Pendant des décennies, Marie-France Brière a régné sur le paysage audiovisuel français (PAF). Comme responsable des programmes de variétés des grandes chaînes, elle a lancé des émissions (Fort Boyard, Les Minikeums, le Collaro Show…) et des talents du petit écran (Patrick Sabatier, Thierry Ardisson, Patrick Sebastien, Les Inconnus…) qui ont traversé le temps.
Aujourd’hui, elle jète son dévolu sur un autre inconnu: l’archiviste de la ville d’Angoulême Florent Gaillard. L’historien sert de fil conducteur à son surprenant documentaire “Et si New York s’appelait Angoulême”, qui retrace l’histoire oubliée de la découverte de la Baie de New York par l’explorateur Jean de Verrazane envoyé par François Ier dans les années 1520 pour identifier un accès vers la Chine. En arrivant au large de l’actuelle New York à bord de “La Dauphine”, le marin a baptisé ces terres “Angoulesme” en l’honneur du souverain, comte d’Angoulême. Nous sommes en 1524, bien avant l’arrivée des colons hollandais puis britanniques. Verrazane n’ayant pas planté de drapeau ou installé de colonie sur place, le nom n’est pas resté, subsistant uniquement sur des cartes de l’époque et dans d’autres documents rares.

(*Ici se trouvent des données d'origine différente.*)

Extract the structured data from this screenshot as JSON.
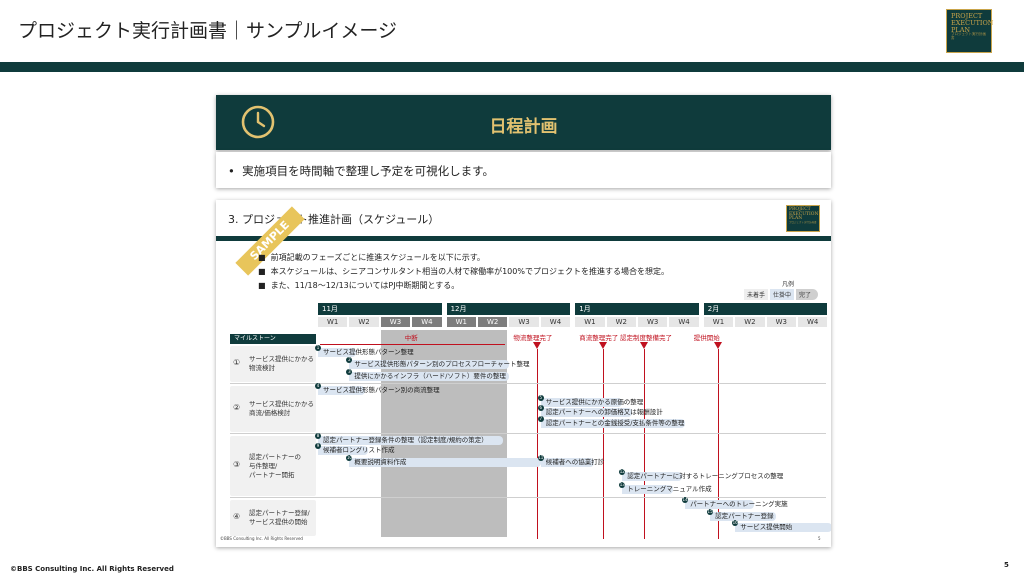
{
  "header": {
    "title": "プロジェクト実行計画書｜サンプルイメージ",
    "logo_lines": [
      "PROJECT",
      "EXECUTION",
      "PLAN"
    ],
    "logo_sub": "プロジェクト実行計画書"
  },
  "section": {
    "title": "日程計画",
    "icon": "clock-icon",
    "intro": "実施項目を時間軸で整理し予定を可視化します。"
  },
  "slide": {
    "title": "3.  プロジェクト推進計画（スケジュール）",
    "ribbon": "SAMPLE",
    "bullets": [
      "前項記載のフェーズごとに推進スケジュールを以下に示す。",
      "本スケジュールは、シニアコンサルタント相当の人材で稼働率が100%でプロジェクトを推進する場合を想定。",
      "また、11/18～12/13についてはPJ中断期間とする。"
    ],
    "legend": {
      "title": "凡例",
      "items": [
        "未着手",
        "仕掛中",
        "完了"
      ]
    },
    "months": [
      "11月",
      "12月",
      "1月",
      "2月"
    ],
    "weeks": [
      "W1",
      "W2",
      "W3",
      "W4",
      "W1",
      "W2",
      "W3",
      "W4",
      "W1",
      "W2",
      "W3",
      "W4",
      "W1",
      "W2",
      "W3",
      "W4"
    ],
    "milestone_label": "マイルストーン",
    "pause_label": "中断",
    "milestones": [
      "物流整理完了",
      "商流整理完了",
      "認定制度整備完了",
      "提供開始"
    ],
    "phases": [
      {
        "num": "①",
        "label": "サービス提供にかかる\n物流検討"
      },
      {
        "num": "②",
        "label": "サービス提供にかかる\n商流/価格検討"
      },
      {
        "num": "③",
        "label": "認定パートナーの\n与件整理/\nパートナー開拓"
      },
      {
        "num": "④",
        "label": "認定パートナー登録/\nサービス提供の開始"
      }
    ],
    "tasks": [
      {
        "no": "1",
        "label": "サービス提供形態パターン整理"
      },
      {
        "no": "2",
        "label": "サービス提供形態パターン別のプロセスフローチャート整理"
      },
      {
        "no": "3",
        "label": "提供にかかるインフラ（ハード/ソフト）要件の整理"
      },
      {
        "no": "4",
        "label": "サービス提供形態パターン別の商流整理"
      },
      {
        "no": "5",
        "label": "サービス提供にかかる原価の整理"
      },
      {
        "no": "6",
        "label": "認定パートナーへの卸価格又は報酬設計"
      },
      {
        "no": "7",
        "label": "認定パートナーとの金銭授受/支払条件等の整理"
      },
      {
        "no": "8",
        "label": "認定パートナー登録条件の整理（認定制度/規約の策定）"
      },
      {
        "no": "9",
        "label": "候補者ロングリスト作成"
      },
      {
        "no": "10",
        "label": "概要説明資料作成"
      },
      {
        "no": "11",
        "label": "候補者への協業打診"
      },
      {
        "no": "12",
        "label": "認定パートナーに対するトレーニングプロセスの整理"
      },
      {
        "no": "13",
        "label": "トレーニングマニュアル作成"
      },
      {
        "no": "14",
        "label": "パートナーへのトレーニング実施"
      },
      {
        "no": "15",
        "label": "認定パートナー登録"
      },
      {
        "no": "16",
        "label": "サービス提供開始"
      }
    ],
    "footer_copyright": "©BBS Consulting Inc. All Rights Reserved",
    "footer_page": "5"
  },
  "footer": {
    "copyright": "©BBS Consulting Inc. All Rights Reserved",
    "page": "5"
  },
  "colors": {
    "brand": "#0f3b3c",
    "gold": "#e2c270",
    "milestone": "#c0101e"
  }
}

Le documentaire sera montré pour la première fois aux Etats-Unis le 12 novembre dans le cadre du nouveau festival French Cinema Week, la version new-yorkaise du Festival du Film francophone d’Angoulême, co-fondé en 2008 par Marie-France Brière et Dominique Besnehard. La première édition de ce nouveau-rendez-vous, monté par les cinéphiles Laurence Teinturier et Marie-José Hunter, durera jusqu’au 14 novembre en présence de Charlotte Gainsbourg et d’Yvan Attal notamment.
“Et si New York s’appelait Angoulême” suit Florent Gaillard dans son “enquête” entre la ville charentaise et New York, sur les traces de ce qu’il reste d’Angoulême dans la Grosse Pomme. “Je suis très fière de faire connaitre cette belle histoire, raconte Marie-France Brière, qui viendra présenter le documentaire avec Florent Gaillard. On ne s’attend pas à ce que New York et Angoulême, 40 000 habitants, soient mises sur le même plan“.
Marie-France Brière a entendu parler de cette histoire “ahurissante” à la bibliothèque parisienne Saint-Geneviève quand elle a découvert la thèse de 1950 de l’historien Jacques Habert, ancien sénateur des Français de l’étranger, sur le passé angoumois de New York. Il y a quatre ans, elle se lance dans des recherches. “Il n’y avait pas grand chose à Angoulême. Ce qui m’a surprise car la ville n’a pas changé. Je me disais qu’il serait facile de se remettre à l’époque de François Ier, mais non…“. Lors de son enquête, elle croise cependant le chemin de Florent Gaillard, qui deviendra le personnage principal du documentaire. Elle avait songé à prendre une figure connue pour être “l’enquêteur”, en l’occurence l’acteur François-Xavier Demaison. Mais son ami Thierry Ardisson l’a convaincue de choisir un historien. “Il m’a rappelée que j’avais l’habitude de prendre des inconnus et de les mettre en valeur“, se souvient-elle.
Côté new-yorkais, les recherches sont plus prolixes. Elles l’emmènent au Lycée français de New York, où Jacques Habert à enseigné, au Consulat de France, à Columbia, la New York Historical Society, où se trouvent des vieilles cartes de la région, et surtout la Morgan Library où se trouve une copie du rapport de son expédition que Verrazane a fait à François Ier. Dans ce petit trésor, que le roi fait prisonnier ne lira pas, on trouve l’ensemble des régions de “Nouvelle-France” nommées par le navigateur le long de la côte nord-est des futurs Etats-Unis. “Il nous a fallu trois mois de discussions pour pouvoir filmer cinq pages du manuscrit“, se souvient Marie-France Brière.
Cette plongée dans l’Histoire a donné d’autres envies à la productrice de 78 ans, qui planche sur un documentaire sur le rapport entre Napoléon et les îles. “Je suis toujours en train de penser à ce que je vais faire, pas à ce que j’ai fait“.